Shreya Ghosh is a professional science writer and editor with 9+ years of experience in science communication. After completing a PhD in neuroscience from the Tata Institute of Fundamental Research, Mumbai, Shreya joined IndiaBioscience as Program Manager - Science Communication. During her time at IndiaBioscience, Shreya led multiple science-communication-focused initiatives, served as the primary editor for in-house publications, and co-founded the ‘Crafting your Career’ initiative. In her current role as Communications Editor at European Molecular Biology Laboratory (EMBL), Heidelberg, Germany, she focuses on creating audience-focused informational science content, enhancing the visibility of the institution’s research and services and ensuring the quality and accuracy of textual content.

Deepa Chari is a faculty at the Homi Bhabha Centre for Science Education (HBCSE, TIFR). At HBCSE, Deepa is engaged in research on responsive teaching epistemologies, and instructional and institutional practices enhancing representation of gender and race-ethnic groups in STEM disciplines. Also, Deepa is a co-ordinator of a national impact program- ‘Vigyan Pratibha’, aimed at student nurture and teacher capacity building in science and mathematics. Through Vigyan Pratibha, she has built sustained interactions with nationwide schools and teacher networks.
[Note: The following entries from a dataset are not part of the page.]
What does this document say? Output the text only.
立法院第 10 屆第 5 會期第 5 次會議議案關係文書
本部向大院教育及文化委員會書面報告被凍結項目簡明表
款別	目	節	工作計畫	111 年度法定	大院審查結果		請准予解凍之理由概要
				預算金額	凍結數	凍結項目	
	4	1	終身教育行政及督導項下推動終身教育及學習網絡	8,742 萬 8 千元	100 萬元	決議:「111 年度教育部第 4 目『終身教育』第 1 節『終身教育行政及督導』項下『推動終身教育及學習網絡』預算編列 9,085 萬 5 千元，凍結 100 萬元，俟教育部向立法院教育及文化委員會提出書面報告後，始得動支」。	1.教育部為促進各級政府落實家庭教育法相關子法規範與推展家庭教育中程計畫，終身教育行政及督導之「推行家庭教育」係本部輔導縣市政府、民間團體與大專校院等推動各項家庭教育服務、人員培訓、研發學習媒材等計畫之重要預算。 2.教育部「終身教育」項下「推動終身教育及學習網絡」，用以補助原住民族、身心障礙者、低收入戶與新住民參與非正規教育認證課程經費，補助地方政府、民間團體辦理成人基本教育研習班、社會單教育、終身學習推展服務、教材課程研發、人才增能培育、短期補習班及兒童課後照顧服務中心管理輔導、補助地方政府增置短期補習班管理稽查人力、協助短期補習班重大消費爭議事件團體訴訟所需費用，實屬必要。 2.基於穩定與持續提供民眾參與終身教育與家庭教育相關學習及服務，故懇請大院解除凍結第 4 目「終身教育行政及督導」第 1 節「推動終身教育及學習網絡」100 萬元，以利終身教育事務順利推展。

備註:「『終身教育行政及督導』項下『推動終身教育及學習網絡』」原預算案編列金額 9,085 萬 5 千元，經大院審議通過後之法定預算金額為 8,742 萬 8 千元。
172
Saurabh Thakur is an engineering (IT) graduate and a post-graduate in Elementary Education and is currently pursuing doctoral research work in mathematics education at the Homi Bhabha Centre for Science Education, TIFR, Mumbai. He has been involved in teaching, teacher education, material design and development, and research in school mathematics for over a decade in various capacities with organisations like Teach for India, Azim Premji Foundation for Development, and Tata Institute of Social Sciences. His current work looks at the teaching-learning of geometric transformations at the high school level. He has a passion for nation building and a firm belief that education holds the key to transforming the society as envisioned in India’s constitution.